“Lo frágil en lo épico: una lectura de la dignidad cotidiana en ‘El figurante y la estrella’”
Hay novelas que, lejos de proponerse rehacer el mundo, logran ese raro milagro de habitárnoslo unos días después de cerrarlas. Al acabar El figurante y la estrella, queda la sensación de haber recorrido, no tanto un argumento, como una topografía sentimental: la del hombre corriente que, a falta de focos, sobrevive encendiendo luces modestas para no perderse. Gerardo Ferreiro Valiño, en este fresco de suburbio y ternura, escribe con la meticulosidad de quien confía en que los detalles más humildes son, en realidad, los que sostienen la trama secreta de las grandes historias.
Hay algo admirable en la manera como el autor instala la épica en la cotidianidad.
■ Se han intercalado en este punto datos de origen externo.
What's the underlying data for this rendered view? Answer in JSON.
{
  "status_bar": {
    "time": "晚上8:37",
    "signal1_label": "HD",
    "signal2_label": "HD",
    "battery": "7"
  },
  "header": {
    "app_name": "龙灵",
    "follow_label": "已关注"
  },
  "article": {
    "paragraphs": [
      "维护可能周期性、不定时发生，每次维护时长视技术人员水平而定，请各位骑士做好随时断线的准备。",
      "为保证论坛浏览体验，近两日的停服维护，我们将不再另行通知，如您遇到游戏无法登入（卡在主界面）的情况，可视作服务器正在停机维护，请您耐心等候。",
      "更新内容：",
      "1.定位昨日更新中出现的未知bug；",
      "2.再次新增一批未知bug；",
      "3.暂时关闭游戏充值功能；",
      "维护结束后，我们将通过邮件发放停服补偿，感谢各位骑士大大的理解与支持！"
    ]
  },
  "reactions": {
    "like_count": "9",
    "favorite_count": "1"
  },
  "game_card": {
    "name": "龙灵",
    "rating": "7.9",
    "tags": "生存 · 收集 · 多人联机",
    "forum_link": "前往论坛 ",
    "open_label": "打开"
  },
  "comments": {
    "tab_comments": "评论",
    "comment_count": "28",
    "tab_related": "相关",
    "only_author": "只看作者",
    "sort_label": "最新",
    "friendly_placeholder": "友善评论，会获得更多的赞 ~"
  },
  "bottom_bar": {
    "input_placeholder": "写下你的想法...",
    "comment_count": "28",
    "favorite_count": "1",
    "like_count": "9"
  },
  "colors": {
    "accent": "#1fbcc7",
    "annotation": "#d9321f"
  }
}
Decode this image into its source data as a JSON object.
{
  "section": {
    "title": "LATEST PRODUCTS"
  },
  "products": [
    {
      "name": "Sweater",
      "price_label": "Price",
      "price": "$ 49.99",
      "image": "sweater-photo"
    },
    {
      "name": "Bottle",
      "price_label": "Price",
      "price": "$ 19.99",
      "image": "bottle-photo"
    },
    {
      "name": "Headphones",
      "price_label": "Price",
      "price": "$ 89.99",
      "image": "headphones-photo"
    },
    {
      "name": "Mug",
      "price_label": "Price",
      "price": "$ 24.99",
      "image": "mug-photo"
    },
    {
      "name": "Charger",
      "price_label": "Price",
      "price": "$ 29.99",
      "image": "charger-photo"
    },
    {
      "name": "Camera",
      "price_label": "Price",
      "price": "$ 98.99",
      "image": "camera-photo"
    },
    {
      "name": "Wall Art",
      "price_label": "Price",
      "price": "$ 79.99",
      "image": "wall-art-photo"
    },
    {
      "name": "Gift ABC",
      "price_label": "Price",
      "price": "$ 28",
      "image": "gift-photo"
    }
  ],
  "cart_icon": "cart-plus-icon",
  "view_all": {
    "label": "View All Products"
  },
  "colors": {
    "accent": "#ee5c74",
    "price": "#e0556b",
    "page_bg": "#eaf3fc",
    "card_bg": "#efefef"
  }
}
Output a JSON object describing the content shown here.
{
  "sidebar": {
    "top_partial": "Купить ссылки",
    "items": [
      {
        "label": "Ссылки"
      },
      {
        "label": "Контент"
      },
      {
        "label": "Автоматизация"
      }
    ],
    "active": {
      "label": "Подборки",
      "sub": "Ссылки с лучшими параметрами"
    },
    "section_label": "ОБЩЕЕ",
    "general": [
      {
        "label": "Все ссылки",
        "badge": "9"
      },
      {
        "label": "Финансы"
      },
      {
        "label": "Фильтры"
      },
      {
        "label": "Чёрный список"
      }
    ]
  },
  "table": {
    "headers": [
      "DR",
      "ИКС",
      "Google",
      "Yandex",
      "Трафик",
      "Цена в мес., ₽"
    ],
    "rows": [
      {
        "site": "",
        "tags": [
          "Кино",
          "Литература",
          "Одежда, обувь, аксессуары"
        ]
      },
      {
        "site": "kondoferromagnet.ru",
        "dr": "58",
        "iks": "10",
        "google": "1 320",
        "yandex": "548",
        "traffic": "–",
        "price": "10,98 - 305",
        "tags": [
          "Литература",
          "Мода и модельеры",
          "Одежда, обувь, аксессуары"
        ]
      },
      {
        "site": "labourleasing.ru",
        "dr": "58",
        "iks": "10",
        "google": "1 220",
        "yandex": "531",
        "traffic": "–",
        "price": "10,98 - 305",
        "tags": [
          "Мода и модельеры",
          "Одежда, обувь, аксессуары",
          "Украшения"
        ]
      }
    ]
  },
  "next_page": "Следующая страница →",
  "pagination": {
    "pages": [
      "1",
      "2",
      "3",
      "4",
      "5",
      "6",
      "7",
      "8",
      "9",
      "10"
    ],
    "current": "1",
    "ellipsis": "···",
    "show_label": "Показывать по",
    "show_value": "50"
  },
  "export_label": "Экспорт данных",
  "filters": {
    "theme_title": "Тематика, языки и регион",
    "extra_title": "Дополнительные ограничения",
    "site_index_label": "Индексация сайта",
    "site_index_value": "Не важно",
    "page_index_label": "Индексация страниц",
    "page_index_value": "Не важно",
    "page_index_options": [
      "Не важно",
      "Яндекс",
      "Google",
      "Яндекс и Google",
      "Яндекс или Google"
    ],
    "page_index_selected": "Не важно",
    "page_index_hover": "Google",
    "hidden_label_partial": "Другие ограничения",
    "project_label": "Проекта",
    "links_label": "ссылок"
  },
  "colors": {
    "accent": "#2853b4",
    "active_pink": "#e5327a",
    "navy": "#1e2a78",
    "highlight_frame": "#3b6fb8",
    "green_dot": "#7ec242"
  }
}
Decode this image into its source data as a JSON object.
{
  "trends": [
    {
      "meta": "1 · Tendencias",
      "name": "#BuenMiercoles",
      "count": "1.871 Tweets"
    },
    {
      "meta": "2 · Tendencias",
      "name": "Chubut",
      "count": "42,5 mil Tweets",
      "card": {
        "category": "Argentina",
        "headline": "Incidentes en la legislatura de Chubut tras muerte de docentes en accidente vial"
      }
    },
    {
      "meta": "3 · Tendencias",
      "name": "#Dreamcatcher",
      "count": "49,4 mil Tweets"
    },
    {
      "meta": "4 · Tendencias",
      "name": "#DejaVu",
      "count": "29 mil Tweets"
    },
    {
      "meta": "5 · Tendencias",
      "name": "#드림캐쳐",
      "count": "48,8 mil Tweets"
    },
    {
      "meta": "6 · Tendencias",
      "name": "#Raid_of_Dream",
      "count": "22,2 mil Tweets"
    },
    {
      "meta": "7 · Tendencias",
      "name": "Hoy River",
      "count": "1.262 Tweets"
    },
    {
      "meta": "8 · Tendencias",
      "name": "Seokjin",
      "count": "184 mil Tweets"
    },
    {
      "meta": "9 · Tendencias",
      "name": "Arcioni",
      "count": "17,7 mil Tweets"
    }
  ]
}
Nos asoma a Bilbao de los barrios —ese Bilbao sin postal ni traje de domingo—, donde la rutina y la precariedad tienen nombre propio y rostro de vecino. El personaje de Mituyo, ese figurante que nunca soñó con ser estrella pero que en una torsión de guion termina abriéndonos paso a un territorio de afectos y desengaños, es un homenaje deliberado: el héroe sin atributos, la existencia sin foros.
Ferreiro Valiño posee una extraordinaria capacidad para narrar la dignidad de lo pequeño. Detiene el tiempo en una cocina donde se desayunan galletas mojadas en leche barata, recorre con sabiduría irónica la política sentimental de una reunión de cuadrilla y parece recordar, a cada página, que toda vida minúscula tiene derecho a su crónica, y que en el inventario de objetos extraviados (la fe, el coraje, las ganas de empezar de nuevo) se cifra casi siempre lo esencial de un destino.
La prosa, de apariencia desenfadada y fondo minucioso, busca la música de las frases entreveradas con humor y compasión. Hay algo en la estructura fragmentaria, en la alternancia de voces y en la cadencia irónica, que recuerda la novela polifónica de las mejores tradiciones. Pero lo que se impone, lentamente, es la sabiduría de la observación: el autor sabe que la experiencia de la soledad —su demiurgia y su tristeza— es más compartida de lo que nos atrevemos a confesar.
En la narración, las mujeres —Escarlata a la cabeza— resultan tan vivas, tan densas de historia y matices, que cabría pensar que la novela podría bascular entera sobre sus hombros y no perdería fuerza. Pero Ferreiro, astuto, las inserta en ese diálogo tierno y ácido con los hombres, y juntos —los desengañados y los ilusionados, los realistas y los cínicos— van componiendo la coral de lo frágil convertido en épica.
Quizá la mayor virtud de El figurante y la estrella consista en su negativa a la condescendencia. No hay aquí un solo gesto para el reconocimiento fácil, ninguna impostura que busque aplausos. Los diálogos palpitan, la oralidad trabaja a favor de la autenticidad, y los silencios —como los de la mejor literatura— sugieren más de lo que explican. Ferreiro entiende que la literatura es ante todo memoria del fracaso y festival de segunda oportunidad.
Uno acaba preguntándose, al cerrar el libro, si alguna vez no hemos sido todos, por un día o por una vida entera, ese figurante que ansía un poco de luz suficiente para que alguien repare en su vulnerabilidad. En plena era de biografías ficticias y aplausos prefabricados, una novela así se agradece: por su humanidad resistente, por la fe en las preguntas pequeñas, por la música honda con la que retorna, obstinadamente, cada mañana del mundo.
Y entonces sí, nos atrevemos a celebrar lo que tantas veces pasamos por alto: por cada estrella que brilla hasta consumirse, hay miles de figurantes cuidando el telón para que la realidad nunca sea del todo una impostura. Este libro, que ojalá lea mucha gente, los nombra y los reivindica. Con humor, con rabia, con ternura. Con la certeza de que nada vale más la pena que recordar que todos, al fin, merecemos una historia.